Homecoming

An Interview with Daniel Mendelsohn

Octavian Report: Why should we read the Odyssey?

Daniel Mendelsohn: There's a reason the classics are classics — and it's not because they have better agents than books that aren't classics. The classics are classics because they pose in a way that is lively and narratively interesting and challenging the most basic questions about human experience. The Greek and Roman classics are the foundation for our way of seeing the world. And therefore we read them because they tell us something true about life. In the case of the Odyssey, aside from everything else it's one of the great family dramas. It's about homecoming, it's about the meaning of home, it's about how you know and how you prove your intimacy with members of your family. It's about the bonds that connect family members over many years despite time and distance.

Beyond that, it's in a certain sense the first science-fiction narrative. It envisions an adventurer who's exposed to strange new civilizations (to quote the opening of Star Trek). Odysseus is the person from Greek civilization, from Western culture, touring abroad through alternative and new civilizations. And it is through his interactions with different models of civilization, from total barbarity to hyper-cultured behavior, that he comes to reflect on his own civilization and to determine where in that spectrum it falls.

Maybe science fiction is a little strong. It's certainly one of the first anthropological documents in the Western tradition. It's about somebody who's very interested to see how other kinds of cultures live. And through Odysseus, we the readers get to reflect on just what it means to be civilized.

OR: What is the civilization that Odysseus is coming from, and how do these other societies look in comparison to the one he has left?

Mendelsohn:  It's like “Goldilocks and the Three Bears.” This bed is too big, this bed is too little, this bed is just right. And I think we're meant to feel that his own civilization, the Greek Bronze Age city-state from which he comes — Ithaca — and the civilization that it represents is, as it were, just right. On one end of the spectrum of civilization is the Cyclops, who represents a low point of barbarity. One of the great measures of civilization, certainly in Odysseus' own culture, is how you treat guests. And the guest-host relationship is one of the strong markers of this civilized society: you treat your guests well. It's a standard theme that's repeated over and over in the poem. Odysseus himself comes as a stranger, anonymous, and he's always bathed, fed, treated to dinner. And then they say, "Well, what is your name?" That is standard operating procedure. The Cyclops, by contrast, eats his guests. He's a cannibal, which is clearly the low end of the spectrum of civilization.

On the other hand, the last adventure he has before he returns home is set on the island of Scheria, the land of the Phaeacians, who are hyper-civilized. They dance, they love music, they love poetry, they play games. They're unbelievably refined. They are sensitive to Odysseus, who's a guest in their household. They notice him crying. They ask him what's the matter. So, I think between the Phaeacians and the Cyclops, you get these extremes. And the Greeks whom Odysseus represents land somewhere in the middle.
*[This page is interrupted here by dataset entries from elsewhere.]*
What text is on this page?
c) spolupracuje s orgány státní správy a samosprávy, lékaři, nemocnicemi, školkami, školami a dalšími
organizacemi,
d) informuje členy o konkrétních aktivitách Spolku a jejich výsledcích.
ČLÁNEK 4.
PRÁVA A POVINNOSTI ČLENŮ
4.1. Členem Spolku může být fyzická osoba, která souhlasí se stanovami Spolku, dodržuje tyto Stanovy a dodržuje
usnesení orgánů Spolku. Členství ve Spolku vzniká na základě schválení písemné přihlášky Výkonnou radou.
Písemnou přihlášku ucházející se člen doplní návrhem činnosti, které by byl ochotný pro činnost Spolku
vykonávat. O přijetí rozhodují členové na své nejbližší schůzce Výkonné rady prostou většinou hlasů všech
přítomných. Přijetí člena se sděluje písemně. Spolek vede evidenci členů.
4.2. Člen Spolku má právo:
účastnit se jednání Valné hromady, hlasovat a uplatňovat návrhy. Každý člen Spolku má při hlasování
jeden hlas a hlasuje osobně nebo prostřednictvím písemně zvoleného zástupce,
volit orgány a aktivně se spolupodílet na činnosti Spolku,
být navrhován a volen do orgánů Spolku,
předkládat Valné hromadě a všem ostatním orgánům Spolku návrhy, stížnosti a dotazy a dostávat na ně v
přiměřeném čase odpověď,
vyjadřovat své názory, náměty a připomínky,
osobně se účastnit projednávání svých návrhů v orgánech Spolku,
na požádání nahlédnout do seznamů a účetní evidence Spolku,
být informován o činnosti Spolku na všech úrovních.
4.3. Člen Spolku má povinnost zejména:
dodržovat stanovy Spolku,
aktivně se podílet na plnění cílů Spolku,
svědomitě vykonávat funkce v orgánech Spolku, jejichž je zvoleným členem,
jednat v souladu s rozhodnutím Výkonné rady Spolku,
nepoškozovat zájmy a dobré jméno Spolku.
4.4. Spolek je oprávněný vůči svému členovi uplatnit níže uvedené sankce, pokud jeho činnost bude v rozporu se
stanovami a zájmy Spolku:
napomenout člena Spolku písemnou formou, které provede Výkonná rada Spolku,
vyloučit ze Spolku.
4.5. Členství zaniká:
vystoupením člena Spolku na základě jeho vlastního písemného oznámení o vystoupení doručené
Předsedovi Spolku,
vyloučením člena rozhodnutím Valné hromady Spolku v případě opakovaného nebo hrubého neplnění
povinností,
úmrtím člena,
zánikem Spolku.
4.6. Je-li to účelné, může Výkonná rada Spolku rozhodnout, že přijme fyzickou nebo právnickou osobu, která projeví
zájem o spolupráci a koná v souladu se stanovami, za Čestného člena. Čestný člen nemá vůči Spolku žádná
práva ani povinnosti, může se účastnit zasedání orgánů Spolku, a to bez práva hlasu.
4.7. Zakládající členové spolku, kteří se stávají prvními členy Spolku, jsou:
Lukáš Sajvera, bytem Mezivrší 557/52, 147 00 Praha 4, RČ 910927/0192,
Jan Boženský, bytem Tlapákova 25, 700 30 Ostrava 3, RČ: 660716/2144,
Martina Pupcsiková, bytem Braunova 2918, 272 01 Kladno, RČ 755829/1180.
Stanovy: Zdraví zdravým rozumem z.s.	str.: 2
OR: How many hands do you think were actually involved with the composition of the Odyssey? Do you think it was done by the same person or persons that did the Iliad?

Mendelsohn: It's impossible to say. We have no idea how these things were composed. The prevalent theory is that these epics evolved over decades, if not centuries, out of folkloric material that was like a snowball rolling down a hill gathering more and more episodes before it was finally, by one or more persons, shaped into the narrative we have. There's no way to speculate about how many bards or poets were actually involved in the creation of the poems we have today. But there's evidence inside the text that there are, as it were, different layers. It's like when you look at the side of a mountain and you see the different geological strata. The texts of the Iliad and the Odyssey are like that. There are ways to see the interventions and the inconsistencies that point to the seams, so to speak, where two episodes were sewn together. I don't think anyone can speculate on exactly how many people were involved.

We do know that there were a number of other epic poems in what we call the Epic Cycle, a cycle devoted to the history of the Trojan War, from its earliest distant origins — the judgment of Paris — to the actual fall of the city and its aftermath and the heroes’ return home. Of that cycle, we only have the Iliad, which treats one episode in the last year of the war, and the Odyssey.

There is, I think, not ample but good evidence that the other poems just weren't as good. Aristotle speaks disparagingly of a couple of these now-lost other parts of this Epic Cycle. If we imagine that the Iliad and the Odyssey came into being more or less in their current form in about the 700's BCE — and they are describing an event that took place in the 1200's or 1100's BCE, so it's 500 years from the Trojan War to the Iliad and the Odyssey — by the time of Pericles, the 400’s BCE, the Iliad and the Odyssey are totally canonical. They are constantly referred to — the Iliad, in particular.

We know that the number of papyrus fragments that come from copies of the Iliad outnumber Odyssey fragments by far. So the Iliad seems to have been copied out more, which means that it was probably used more as a school text. But what's so interesting about these two works is that they're already canonical very early on. It's not like some classics department in the 1800's decided out of a number of contestants that these two works were going to get the imprimatur. They were already classics in their own time.